Pages

Monday, May 30, 2011

Ketika Nona Cici Digendong


Beberapa teman banyak yang penasaran nih dengan baby carrier yang dipakai untuk menggendong Cici waktu kami pergi ke Baduy 2 minggu yang lalu. Nah kemarin itu kami pakai baby carrier merk KELTY yang bentuknya mirip ransel. Percayalah ini adalah barang pertama yang kami belikan untuk Cici ketika usianya masih 7 bulan di dalam kandungan :) . Bukan beli baru sih, beli second, ceritanya ada di sini 

Nah trip ke Baduy kemarin adalah percobaan pertama Cici digendong dengan baby carrier untuk jangka waktu lama. Alhamdulillah Cici suka, ga rewel, anteng, malah tidur selama perjalanan. Asiknya di gendongan tersebut ada beberapa pocket yang bisa dipakai untuk menyimpan botol minum jatah Cici.

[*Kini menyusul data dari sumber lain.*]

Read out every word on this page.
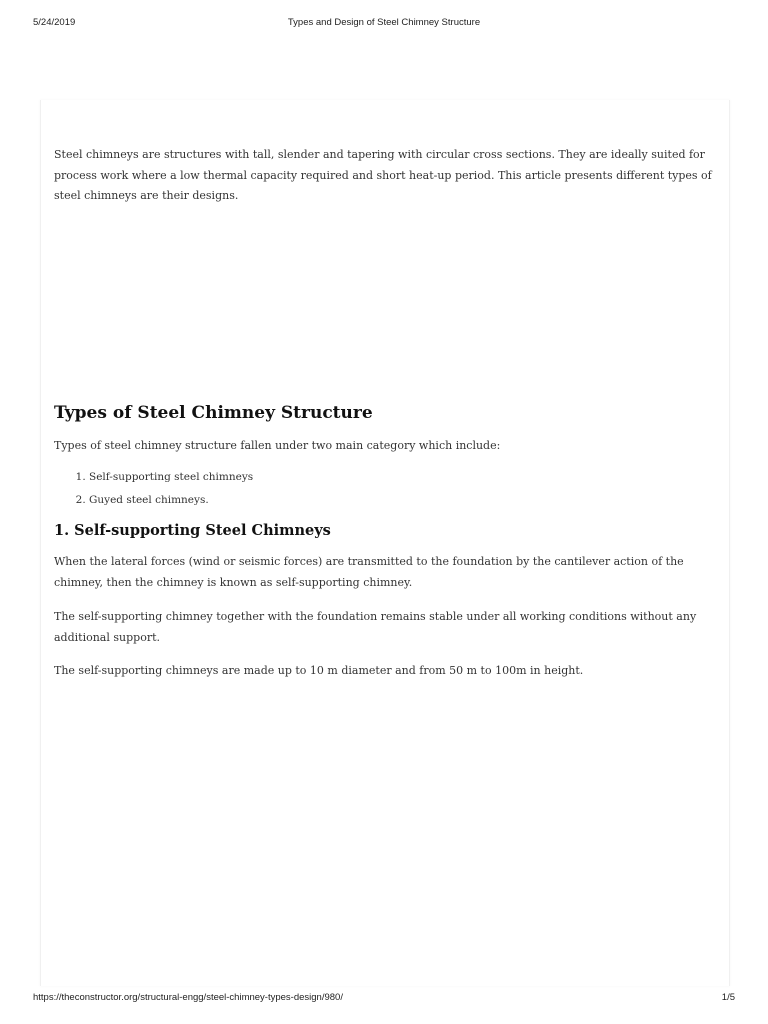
5/24/2019	Types and Design of Steel Chimney Structure

Steel chimneys are structures with tall, slender and tapering with circular cross sections. They are ideally suited for process work where a low thermal capacity required and short heat-up period. This article presents different types of steel chimneys are their designs.

Types of Steel Chimney Structure

Types of steel chimney structure fallen under two main category which include:

1. Self-supporting steel chimneys
2. Guyed steel chimneys.
1. Self-supporting Steel Chimneys

When the lateral forces (wind or seismic forces) are transmitted to the foundation by the cantilever action of the chimney, then the chimney is known as self-supporting chimney.

The self-supporting chimney together with the foundation remains stable under all working conditions without any additional support.

The self-supporting chimneys are made up to 10 m diameter and from 50 m to 100m in height.

https://theconstructor.org/structural-engg/steel-chimney-types-design/980/	1/5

Overall nyaman dan enak bagi kami dan Cici. Berat badan Cici sekarang 12 kg, ditambah berat baby carrier-nya yang sekitar 3 kg maka totalnya jadi 15 kg. Yah sama seperti ekspedisi dan bawa 3 jerigen air he he. Walaupun kalau ada rejeki pengen beli yang baru nih, yang ada tudungnya biar Cici ga kepanasan. Doakan Bunda Popo ada rejeki lebih ya Ci 

O iya ngomong - ngomong tentang gendongan, sampai sekarang saya belum pernah gendong Cici pakai gendongan kain selendang itu. Waktu Cici lahir kebetulan ada teman kami, Pak Cik Setyo yang ngasi kado moby wrap . Jadi seringnya kalau pergi - pergi Cici di gendong pakai moby..nyaman di kami dan juga nyaman di Cici. Kalau udah di moby pasti ketiduran. Selebihnya Cici lebih banyak di stroller atau di car seatnya. 

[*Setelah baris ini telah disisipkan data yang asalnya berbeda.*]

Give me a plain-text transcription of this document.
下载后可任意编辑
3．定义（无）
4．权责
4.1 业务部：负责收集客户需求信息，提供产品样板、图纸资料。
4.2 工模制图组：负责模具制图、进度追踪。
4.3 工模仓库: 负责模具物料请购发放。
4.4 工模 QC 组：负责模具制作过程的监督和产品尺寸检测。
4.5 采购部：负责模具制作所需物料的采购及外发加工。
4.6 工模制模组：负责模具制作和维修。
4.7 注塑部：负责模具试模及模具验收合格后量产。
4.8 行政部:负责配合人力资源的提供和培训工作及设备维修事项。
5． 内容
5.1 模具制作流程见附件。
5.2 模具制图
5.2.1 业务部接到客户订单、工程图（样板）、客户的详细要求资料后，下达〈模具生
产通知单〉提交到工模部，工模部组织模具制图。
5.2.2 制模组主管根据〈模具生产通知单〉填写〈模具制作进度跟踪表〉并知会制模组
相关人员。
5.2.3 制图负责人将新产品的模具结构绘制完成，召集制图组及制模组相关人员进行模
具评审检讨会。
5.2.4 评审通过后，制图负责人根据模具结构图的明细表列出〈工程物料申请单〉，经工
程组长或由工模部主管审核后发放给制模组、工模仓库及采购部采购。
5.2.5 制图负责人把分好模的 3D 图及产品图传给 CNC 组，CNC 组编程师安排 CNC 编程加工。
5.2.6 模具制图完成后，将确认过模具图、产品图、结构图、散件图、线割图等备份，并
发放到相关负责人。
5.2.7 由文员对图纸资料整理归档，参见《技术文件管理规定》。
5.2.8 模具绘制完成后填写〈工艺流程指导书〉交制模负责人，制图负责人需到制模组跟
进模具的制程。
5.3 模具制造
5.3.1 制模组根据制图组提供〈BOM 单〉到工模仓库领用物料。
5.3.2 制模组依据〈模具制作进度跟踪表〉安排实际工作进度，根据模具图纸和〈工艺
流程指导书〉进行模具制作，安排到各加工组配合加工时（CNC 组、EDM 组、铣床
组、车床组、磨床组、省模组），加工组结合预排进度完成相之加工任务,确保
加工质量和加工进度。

Saya emak - emak yang ga bisa gendong selendang lho. Jadi jangan tanya caranya, punya selendang aja ngga. Seumur - umur Cici gendong selendang waktu kami jalan - jalan ke Halimun dan menginap di homestay Citalahab. Ibu pemilik rumah yang kami tempati gemes banget dengan Cici dan pengen banget ngegendong. Akhirnya Cici digendong Ibu tersebut pakai selendang kain, dibawa jalan - jalan dan nampak seperti penduduk lokal 

Thursday, May 26, 2011

Baduy - Nu Ieu Mah Keur Urang Ciboleger Bae


Minggu, 15 Mei 2011

Sepertinya masih pagi sekali, badan saya pegal linu, kepala berat dan yang pasti mengantuk. Tapi bocah kecil di sebelah saya sudah bangun dari tadi nampaknya, dan dia sudah nongkrong di dapur bersama Bu Kasinah dan Pak Kasinah. Literary secara fisik nongkrong di depan hawu.

Dapur Keluarga Kasinah
Semalam kami kembali ke Gajeboh jam 7 malam. Setelah sempat rehat dulu di Cipaler 1 jam, minum kopi dan makan roti karena tiba – tiba turun hujan deras. Alhamdulillah tidak ada hambatan berarti dalam perjalanan pulang. Cici tertidur pulas di gendongan, dan kami terbantu oleh cahaya bulan purnama.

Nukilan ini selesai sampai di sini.